There has been a general expectation among developers that construction costs should be about 20% lower than last year. However, these expectations have not yet been matched in the limited number of tender returns received in the past four months. General contractors admit they are hoping for more work to come along, while continuing to work on projects they won earlier in 2008. Subcontractors taking a role in the earlier stages of schemes, such as earthworks, and structural contractors, are likely to feel price pressure coming from the developers first, with others to follow suit in the latter part of this year.

Tender returns in Hungary are unlikely to produce similar price cuts to those experienced in the UK. The Hungarian construction market has been already under price pressure for the past three to five years as a consequence of the ailing private residential market and a drop in public spending. However, Hungary is experiencing significant downward movement in the price of building materials owing to the price reduction of the major commodities. Furthermore, some drop in construction prices is expected owing to increased competition and reduced demand. As pressure to secure work increases, there is a probability that subcontractors will chase workload by moving into areas where they have less experience, undercutting more experienced players, which may bring risks to control and quality.

Market pressure is also likely to bring about an increase in businesses failures, as has been seen in much of Europe. Some 98% of construction firms in Hungary depend on access to credit, which is becoming more difficult and costly. There is therefore a significant risk of casualties, particularly at subcontractor and supplier level. There have already been a number of general contractors which have been forced to stop trading.

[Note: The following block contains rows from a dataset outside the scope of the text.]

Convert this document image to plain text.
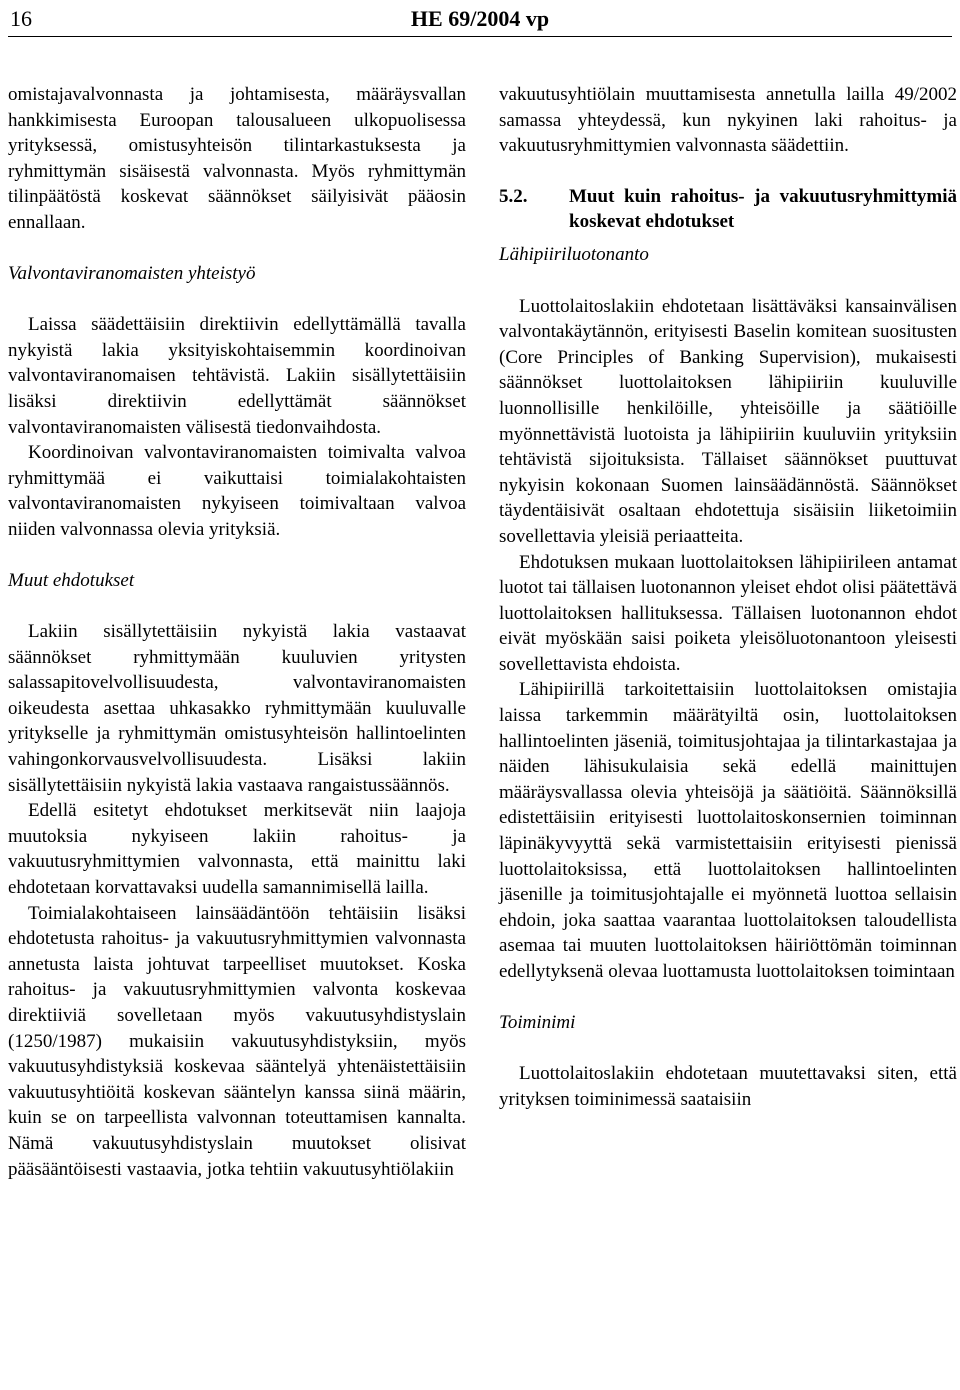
16	HE 69/2004 vp

omistajavalvonnasta ja johtamisesta, määräysvallan hankkimisesta Euroopan talousalueen ulkopuolisessa yrityksessä, omistusyhteisön tilintarkastuksesta ja ryhmittymän sisäisestä valvonnasta. Myös ryhmittymän tilinpäätöstä koskevat säännökset säilyisivät pääosin ennallaan.

Valvontaviranomaisten yhteistyö

Laissa säädettäisiin direktiivin edellyttämällä tavalla nykyistä lakia yksityiskohtaisemmin koordinoivan valvontaviranomaisen tehtävistä. Lakiin sisällytettäisiin lisäksi direktiivin edellyttämät säännökset valvontaviranomaisten välisestä tiedonvaihdosta.

Koordinoivan valvontaviranomaisten toimivalta valvoa ryhmittymää ei vaikuttaisi toimialakohtaisten valvontaviranomaisten nykyiseen toimivaltaan valvoa niiden valvonnassa olevia yrityksiä.

Muut ehdotukset

Lakiin sisällytettäisiin nykyistä lakia vastaavat säännökset ryhmittymään kuuluvien yritysten salassapitovelvollisuudesta, valvontaviranomaisten oikeudesta asettaa uhkasakko ryhmittymään kuuluvalle yritykselle ja ryhmittymän omistusyhteisön hallintoelinten vahingonkorvausvelvollisuudesta. Lisäksi lakiin sisällytettäisiin nykyistä lakia vastaava rangaistussäännös.

Edellä esitetyt ehdotukset merkitsevät niin laajoja muutoksia nykyiseen lakiin rahoitus- ja vakuutusryhmittymien valvonnasta, että mainittu laki ehdotetaan korvattavaksi uudella samannimisellä lailla.

Toimialakohtaiseen lainsäädäntöön tehtäisiin lisäksi ehdotetusta rahoitus- ja vakuutusryhmittymien valvonnasta annetusta laista johtuvat tarpeelliset muutokset. Koska rahoitus- ja vakuutusryhmittymien valvonta koskevaa direktiiviä sovelletaan myös vakuutusyhdistyslain (1250/1987) mukaisiin vakuutusyhdistyksiin, myös vakuutusyhdistyksiä koskevaa sääntelyä yhtenäistettäisiin vakuutusyhtiöitä koskevan sääntelyn kanssa siinä määrin, kuin se on tarpeellista valvonnan toteuttamisen kannalta. Nämä vakuutusyhdistyslain muutokset olisivat pääsääntöisesti vastaavia, jotka tehtiin vakuutusyhtiölakiin

vakuutusyhtiölain muuttamisesta annetulla lailla 49/2002 samassa yhteydessä, kun nykyinen laki rahoitus- ja vakuutusryhmittymien valvonnasta säädettiin.

5.2.	Muut kuin rahoitus- ja vakuutusryhmittymiä koskevat ehdotukset
Lähipiiriluotonanto

Luottolaitoslakiin ehdotetaan lisättäväksi kansainvälisen valvontakäytännön, erityisesti Baselin komitean suositusten (Core Principles of Banking Supervision), mukaisesti säännökset luottolaitoksen lähipiiriin kuuluville luonnollisille henkilöille, yhteisöille ja säätiöille myönnettävistä luotoista ja lähipiiriin kuuluviin yrityksiin tehtävistä sijoituksista. Tällaiset säännökset puuttuvat nykyisin kokonaan Suomen lainsäädännöstä. Säännökset täydentäisivät osaltaan ehdotettuja sisäisiin liiketoimiin sovellettavia yleisiä periaatteita.

Ehdotuksen mukaan luottolaitoksen lähipiirileen antamat luotot tai tällaisen luotonannon yleiset ehdot olisi päätettävä luottolaitoksen hallituksessa. Tällaisen luotonannon ehdot eivät myöskään saisi poiketa yleisöluotonantoon yleisesti sovellettavista ehdoista.

Lähipiirillä tarkoitettaisiin luottolaitoksen omistajia laissa tarkemmin määrätyiltä osin, luottolaitoksen hallintoelinten jäseniä, toimitusjohtajaa ja tilintarkastajaa ja näiden lähisukulaisia sekä edellä mainittujen määräysvallassa olevia yhteisöjä ja säätiöitä. Säännöksillä edistettäisiin erityisesti luottolaitoskonsernien toiminnan läpinäkyvyyttä sekä varmistettaisiin erityisesti pienissä luottolaitoksissa, että luottolaitoksen hallintoelinten jäsenille ja toimitusjohtajalle ei myönnetä luottoa sellaisin ehdoin, joka saattaa vaarantaa luottolaitoksen taloudellista asemaa tai muuten luottolaitoksen häiriöttömän toiminnan edellytyksenä olevaa luottamusta luottolaitoksen toimintaan

Toiminimi

Luottolaitoslakiin ehdotetaan muutettavaksi siten, että yrityksen toiminimessä saataisiin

These issues are compounded by the “chain-debt” problems of the construction industry, whereby subcontractors and suppliers are paid only when the contractor has been paid. This could lead to delays and increased project costs which might, to an extent, offset price falls.

The current view, based on the conditions in Hungary and world markets, is that costs are being reduced because of the following factors:

  • Commodity prices are flat or falling
  • Site labour rates are flat in response to a drop-off in workload
  • There is little reason for employers to agree wages at anything above minimal levels
  • Contractors will be endeavouring to reduce overhead costs wherever possible.

With costs flat, contractors will hope to secure workload by reducing profits, controlling labour costs and really working the supply chain. In addition, as order books fall, discounted contractor prices may be expected and many contractors will be willing to enter into package deals, with price discounts of about 10-15%.

With workload dropping and contractors “buying” work, it is important to recognise the volatility and unpredictability of the market in Hungary. It is also important to understand that cuts in tender prices will not necessarily occur across the board and “difficult” schemes may still see only marginal increases in tender prices.